The 7th Circuit in both cases broke along roughly though not perfectly ideological lines. So we might guess, based on these two data points, that Barrett’s views fall somewhere amid the range of typical views held by Republican‐appointed judges. And that’s really all we can guess.
Barrett’s ruling in Wallace v. GrubHub, regularly cited by her critics, turns out to be a routine exercise in applying precedent. Under an exception to the Federal Arbitration Act, workers can bypass arbitration and sue their employers if they are “seamen, railroad employees, or any other class of workers engaged in foreign or interstate commerce.” That last clause is ambiguous: If it incorporates the notoriously loose reading of “interstate commerce” found in Commerce Clause jurisprudence, then it exempts nearly all jobs.
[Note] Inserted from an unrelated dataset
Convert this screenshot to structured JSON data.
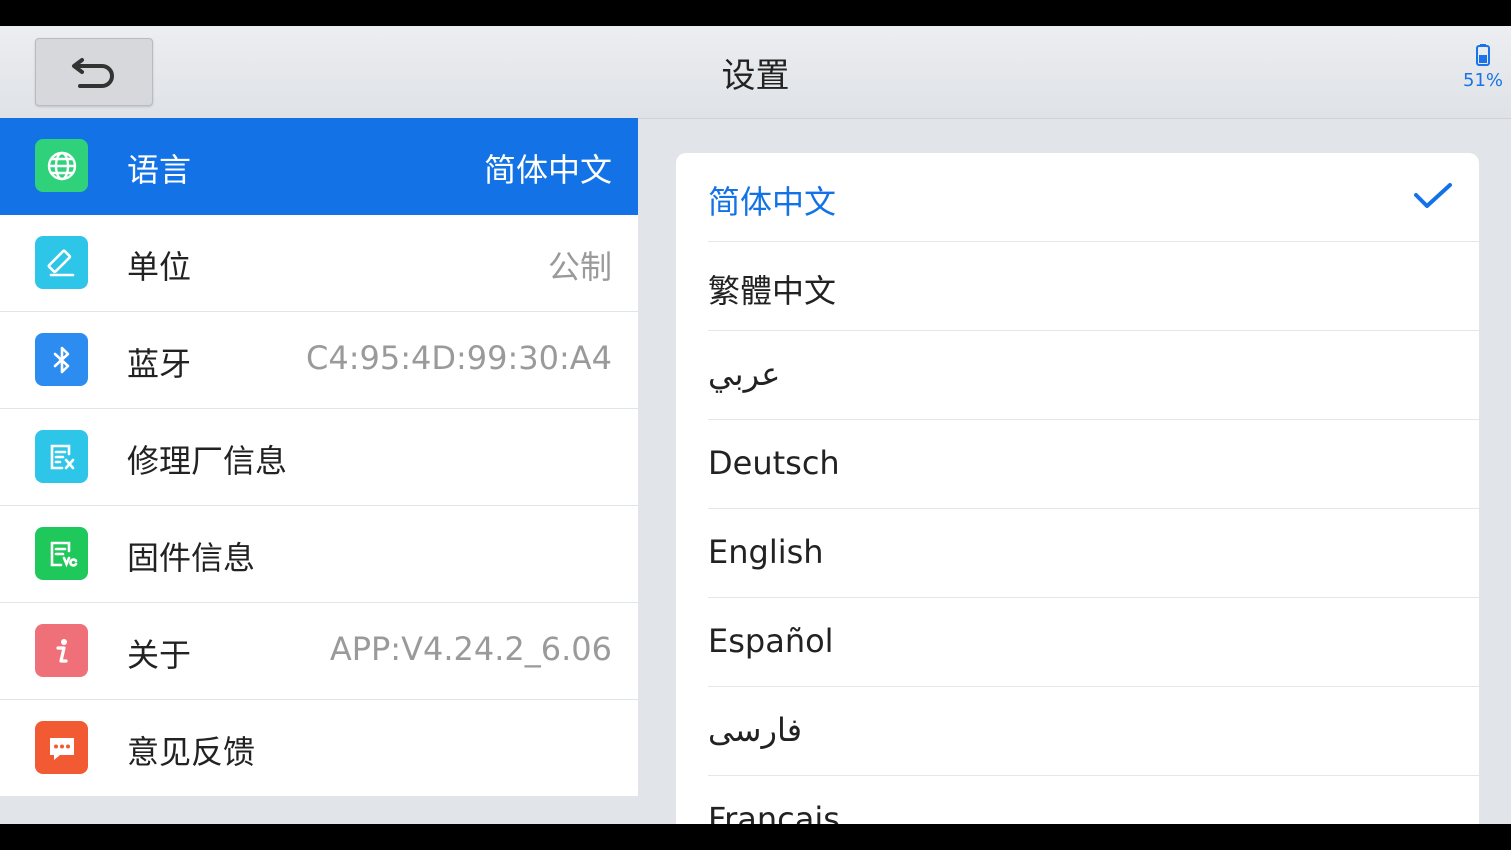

But a majority of the Supreme Court led by Justice Anthony Kennedy addressed this question in a 2001 case, Circuit City, and decided to read the phrase far more narrowly in light of the listed mentions of seamen and railroad workers to cover only transportation workers, and among them only those engaged in interstate and foreign as opposed to local transport. Although there are a few hard cases at the dividing line between in‐state and interstate, GrubHub isn’t one of them; it’s a local restaurant delivery service. That Barrett followed the path laid down by the high court in Circuit City tells us nothing about whether she is a conservative judge or some other kind.
But that’s how it tends to go when pressure‐ group ideologues compile tidy checklists of cases meant to provide ammunition against judicial nominees. Much, even most of the day‐to‐day work of judges consists of relatively routine and technical issues in which emotion plays little role. The role of groups like Alliance for Justice is to jam this work into a “which side are you on” framework based on the notion that the only thing of interest in a case is which side won.
It’s now a routine part of the mudslinging of the modern confirmation process. We, and senators, are free to ignore it and move on.
Walter Olson is a senior fellow at the Cato Institute.